Man of the week
Cristiano Ronaldo – two goals, a tantrum meme, a microphone lake toss and a textbook modern era press conference, with the press banned from asking questions. Ronaldo denied that having all the questions posed by a Uefa media officer instead was his idea. “I decide nothing.”
Runner up
Northern Ireland keeper Michael McGovern – earning a transient Wikipedia page update with his display against Germany: “Michael McGovern (born 12 July 1984). In 2016 McGovern single-handedly denied Germany eight goals at the Euro 2016 finals, and is widely recognised as the greatest goalkeeper to ever play the game.”
Mixed bag
Among the footballers reacting to Brexit last week:
• @PetrCech: “It looks like the biggest decision in the history of this country was made based on a fake campaign and lies.”
• Italy’s Giorgio Chiellini: “The main concern is an eventual domino effect. I don’t think the simple UK exit can change the equilibrium of the whole European economy, aside from the heartburn everyone’s feeling. I think the discontent shouldn’t lead to disintegration.”
• Celta Vigo’s Manchester City target Nolito: “What is Brexit? I think it’s a dance. But I may be wrong.”
• Jermaine Pennant @pennant83: “Now we are not in Europe what’s going to happen with the next euros 2018???”

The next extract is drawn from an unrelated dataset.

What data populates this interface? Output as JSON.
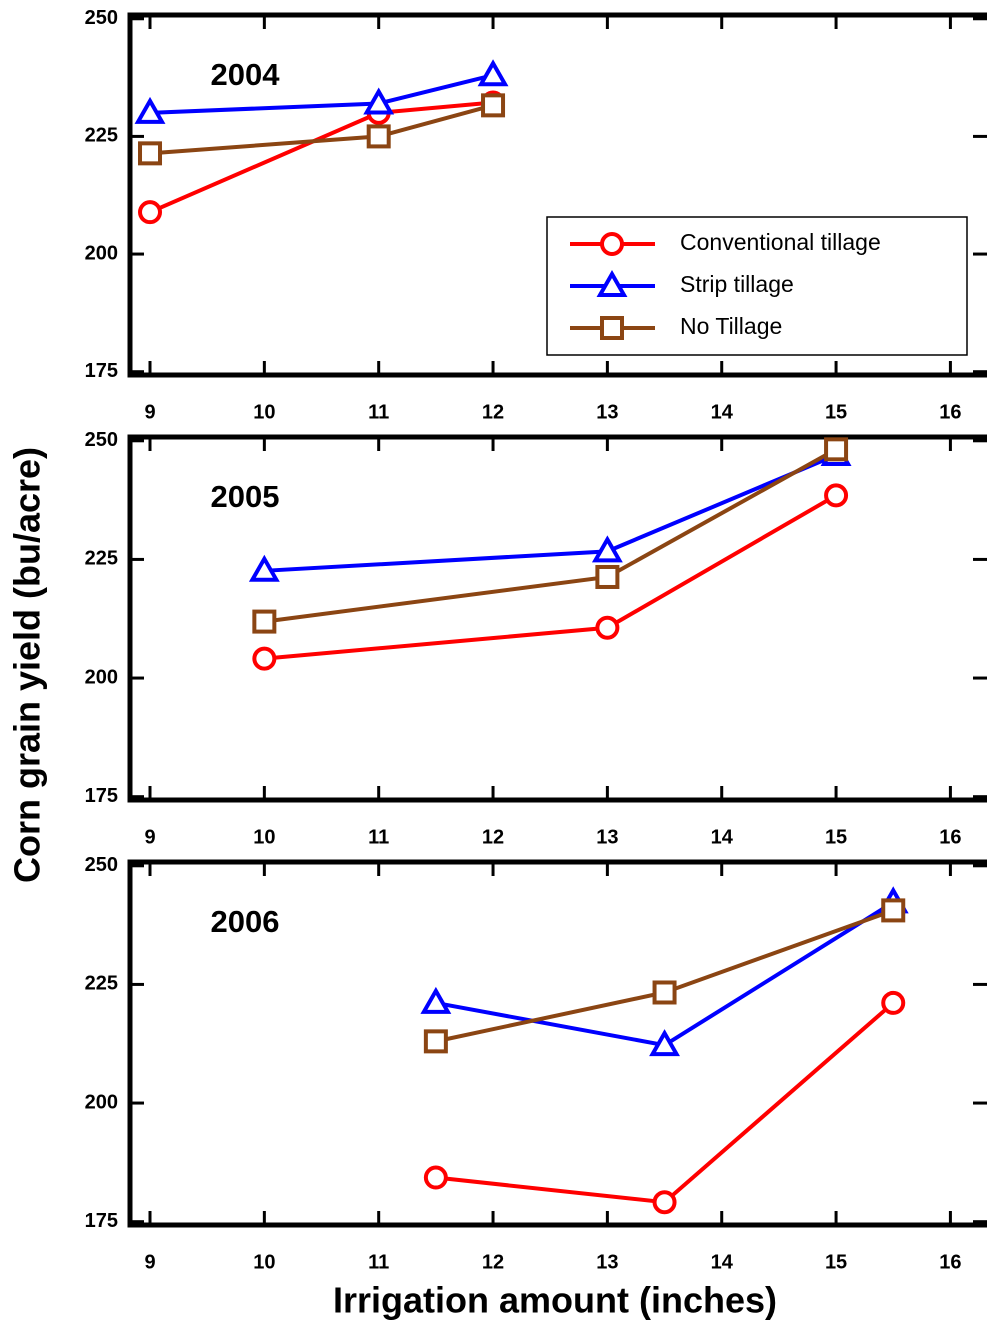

• Harry Kane: “I’ve not really thought about it. I don’t think any of us have.”
Best tournament cameo
Zlatan Ibrahimovic: arrived saying “the legend can still deliver”, skied an offside sitter from one and a half yards out, then retired with a self-assessment: “I conquered Sweden and made it my country. My way. I am Sweden.”
Least convincing
Adidas’s PR team, gamely smoothing things over after Antoine Griezmann burst a £105 Beau Jeu ball: “Beau Jeu has been widely praised by respected experts for its contribution to the exciting start to the tournament.”
Most giving
Albania prime minister Edi Rama – giving his Group A third-placed players a seven-figure bonus and diplomatic passports: “The giving of the diplomatic passports is heartfelt. Ambassadors have these passports. These players are just like ambassadors.”
Most decisive
Andy Townsend, ITV: “That’s as blatant a penalty as you’ll ever see. Was it definitely in the box? I don’t know.”
Coolest appraisal
Far-right Russian politician Vladimir Zhirinovsky: revealing Wales only beat his nation because of “Welsh nationalism”; calling for Russia’s squad to be picked on the basis of “how nationalist the players are”; and rejecting the idea of changing the manager again. “We change coaches like they change the furniture in a brothel. It’s not the answer.”
Best career move
Icelandic commentator Gudmundur Benediktsson’s stoppage time script in full: “Yes, yes, yes, yes, yes, we are winning this! We are in the round of 16. Never, ever, ever have I felt as good! Arnor Ingvi Traustason secured us victory! We have never lost, see that, we have never lost! Thanks for coming, Austria! Thanks for coming!”
Turf war of the week
Jean-Marc Lecourt, head of the French Society of Lawns, on Uefa’s decision to hire an English grass specialist instead of relying on homegrown French groundstaff. “French gardeners are in no way responsible for the incompetence and the sabotage of the mercenaries employed for the event. It’s not our doing, yet we are the ones who suffer.”
Most uneasy
Roy Keane, asked why he gave Ireland scorer Robbie Brady a warm strangle after the Italy match. “I was happy, it’s called being happy. You should try it.”
Worst booking
Four Wales fans, telling Wales Online how they booked a trip to the wrong Bordeaux for the Slovakia game. The fans discovered the error at Toulouse International Airport, saving them a trip to the village of Bourdeaux, 500 miles from the match.
Product of the week
Official Gabor Kiraly jogging bottoms: in stock in 11 sizes at Kiraly’s online shop kiralyshop.hu. £20 a pair.
Thought for the week
Germany’s Mario Götze, assessing his critics. “I can handle it. Sometimes you’re the dog, sometimes you’re the tree. That’s the way it is.”
Best clarification
“Hamsik is two-footed. That’s left foot and right foot” – Glenn Hoddle.
And the most confused outsider
Californian Facebook user Petra Fyde, asking her contacts: “At the risk of sounding stupid… Does anyone know why there are a bunch of strange men in my fb inbox with messages saying WILL GRIGGS ON FIRE, YOUR DEFENSE IS PETRA FYDE?????? … What the hell is going on?”